Overall, the USPS said it had an adjusted loss of approximately $1.7 billion for the second quarter, essentially the same as it lost in the same quarter of 2021.
The adjusted loss excludes several items, such as discount rate changes, that the USPS says are outside of its control.
The Postal Service’s operating revenue for the quarter was just under $19.8 billion, compared to almost $18.9 billion in 2021.
Using generally accepted accounting principles, the Postal Service said it had a net loss of $639 million for the quarter, compared to $82 million in the same quarter of 2021.
For the first half of the fiscal year, the USPS recorded a net loss of $2.2 billion, compared to a profit of $236 million in the first half of fiscal 2021.

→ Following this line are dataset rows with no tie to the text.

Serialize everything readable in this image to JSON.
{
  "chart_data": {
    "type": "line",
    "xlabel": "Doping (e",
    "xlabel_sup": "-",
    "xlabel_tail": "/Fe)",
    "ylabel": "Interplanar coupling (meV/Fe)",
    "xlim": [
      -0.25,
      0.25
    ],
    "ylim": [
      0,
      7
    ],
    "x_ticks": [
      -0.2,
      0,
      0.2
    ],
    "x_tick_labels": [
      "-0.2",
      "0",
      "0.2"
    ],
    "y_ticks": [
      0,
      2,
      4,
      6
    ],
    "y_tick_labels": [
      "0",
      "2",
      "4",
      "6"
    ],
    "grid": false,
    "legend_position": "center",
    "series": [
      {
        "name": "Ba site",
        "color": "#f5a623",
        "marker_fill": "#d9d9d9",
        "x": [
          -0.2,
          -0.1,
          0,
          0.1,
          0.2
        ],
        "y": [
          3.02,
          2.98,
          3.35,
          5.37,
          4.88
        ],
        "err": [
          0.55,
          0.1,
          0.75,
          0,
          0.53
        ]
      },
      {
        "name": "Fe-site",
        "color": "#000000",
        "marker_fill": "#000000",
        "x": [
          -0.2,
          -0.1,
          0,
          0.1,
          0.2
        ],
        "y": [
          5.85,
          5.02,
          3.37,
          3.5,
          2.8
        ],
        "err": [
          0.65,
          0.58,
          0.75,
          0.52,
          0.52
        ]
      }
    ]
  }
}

Revenues for the first half of the year totaled $41.1 billion, compared to $40.4 billion in the previous year.
DeJoy decried the Postal Service’s previous pricing decisions, saying the agency had been “severely damaged by at least 10 years of a defective pricing model.”
That legacy “cannot be satisfied by one or two annual price increases — especially in this inflationary environment,” DeJoy said.

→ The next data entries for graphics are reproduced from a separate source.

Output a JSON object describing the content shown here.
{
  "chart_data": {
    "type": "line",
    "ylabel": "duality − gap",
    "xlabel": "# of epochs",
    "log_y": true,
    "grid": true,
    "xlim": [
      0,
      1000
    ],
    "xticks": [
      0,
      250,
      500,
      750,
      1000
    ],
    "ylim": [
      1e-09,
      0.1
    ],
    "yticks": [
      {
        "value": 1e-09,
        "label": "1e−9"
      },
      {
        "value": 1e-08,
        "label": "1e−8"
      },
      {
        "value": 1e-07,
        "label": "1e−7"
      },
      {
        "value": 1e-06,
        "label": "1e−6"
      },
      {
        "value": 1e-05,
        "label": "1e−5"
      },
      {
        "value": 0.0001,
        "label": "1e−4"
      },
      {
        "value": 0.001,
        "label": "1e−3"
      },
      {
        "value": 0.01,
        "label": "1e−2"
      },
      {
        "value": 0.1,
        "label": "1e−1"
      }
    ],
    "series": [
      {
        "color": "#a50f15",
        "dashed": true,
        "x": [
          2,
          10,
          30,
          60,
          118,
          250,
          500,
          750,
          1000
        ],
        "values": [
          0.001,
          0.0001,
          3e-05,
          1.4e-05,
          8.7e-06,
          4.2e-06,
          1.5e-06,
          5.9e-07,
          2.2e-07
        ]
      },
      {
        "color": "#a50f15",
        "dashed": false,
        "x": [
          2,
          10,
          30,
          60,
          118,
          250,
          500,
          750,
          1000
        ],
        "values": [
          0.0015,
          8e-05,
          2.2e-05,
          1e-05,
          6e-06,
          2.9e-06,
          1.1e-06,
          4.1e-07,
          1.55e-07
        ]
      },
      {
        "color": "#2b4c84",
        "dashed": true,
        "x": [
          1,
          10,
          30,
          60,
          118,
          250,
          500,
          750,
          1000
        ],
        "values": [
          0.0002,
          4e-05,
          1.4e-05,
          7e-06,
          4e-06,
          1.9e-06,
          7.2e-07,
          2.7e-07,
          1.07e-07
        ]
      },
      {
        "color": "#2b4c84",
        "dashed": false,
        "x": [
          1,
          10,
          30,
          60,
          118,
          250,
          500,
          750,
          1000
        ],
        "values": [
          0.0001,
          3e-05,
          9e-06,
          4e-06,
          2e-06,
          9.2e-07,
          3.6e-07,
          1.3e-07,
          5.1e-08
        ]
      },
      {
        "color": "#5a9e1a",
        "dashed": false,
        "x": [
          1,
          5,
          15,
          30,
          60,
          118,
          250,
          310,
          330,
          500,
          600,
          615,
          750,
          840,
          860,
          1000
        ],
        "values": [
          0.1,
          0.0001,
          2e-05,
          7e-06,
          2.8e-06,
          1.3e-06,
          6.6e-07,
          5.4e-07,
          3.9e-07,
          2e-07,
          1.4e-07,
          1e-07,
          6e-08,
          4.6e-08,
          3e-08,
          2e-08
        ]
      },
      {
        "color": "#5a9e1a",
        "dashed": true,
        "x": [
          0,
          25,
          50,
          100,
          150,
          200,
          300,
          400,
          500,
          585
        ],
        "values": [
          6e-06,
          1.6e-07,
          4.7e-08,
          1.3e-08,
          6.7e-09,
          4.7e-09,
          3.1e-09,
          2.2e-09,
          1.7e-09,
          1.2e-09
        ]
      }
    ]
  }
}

DeJoy also used the meeting to reinforce his plan to move cautiously on buying electric mail delivery trucks.
“We are confident we made the best decision for the Postal Service considering our delivery profile,” he said.
The postmaster general also pointed out that USPS is developing plans to “reinvent and modernize” its network of mail- processing centers and mail delivery units.

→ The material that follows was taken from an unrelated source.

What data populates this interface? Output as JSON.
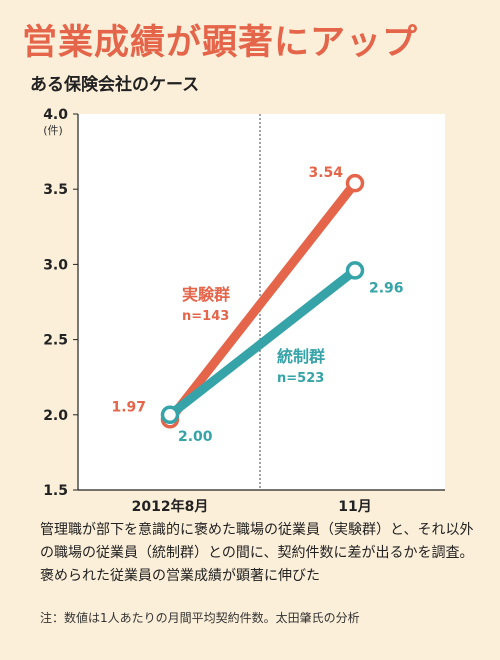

“We are ready for our long journey to make both the transactional and structural improvements required to finish what we set out to do … Deliver for America,” DeJoy said.
Several speakers at the meeting said the new Postal Service Reform Act of 2022 and DeJoy’s 10-year Delivering for America plan are moving the agency toward self-sufficiency.
Joseph Corbett, the Postal Service’s chief financial officer, warned that the USPS balance sheet “is still too weak.”
The USPS said it expected some financial gains from the new postal law would be included in the agency’s third-quarter results.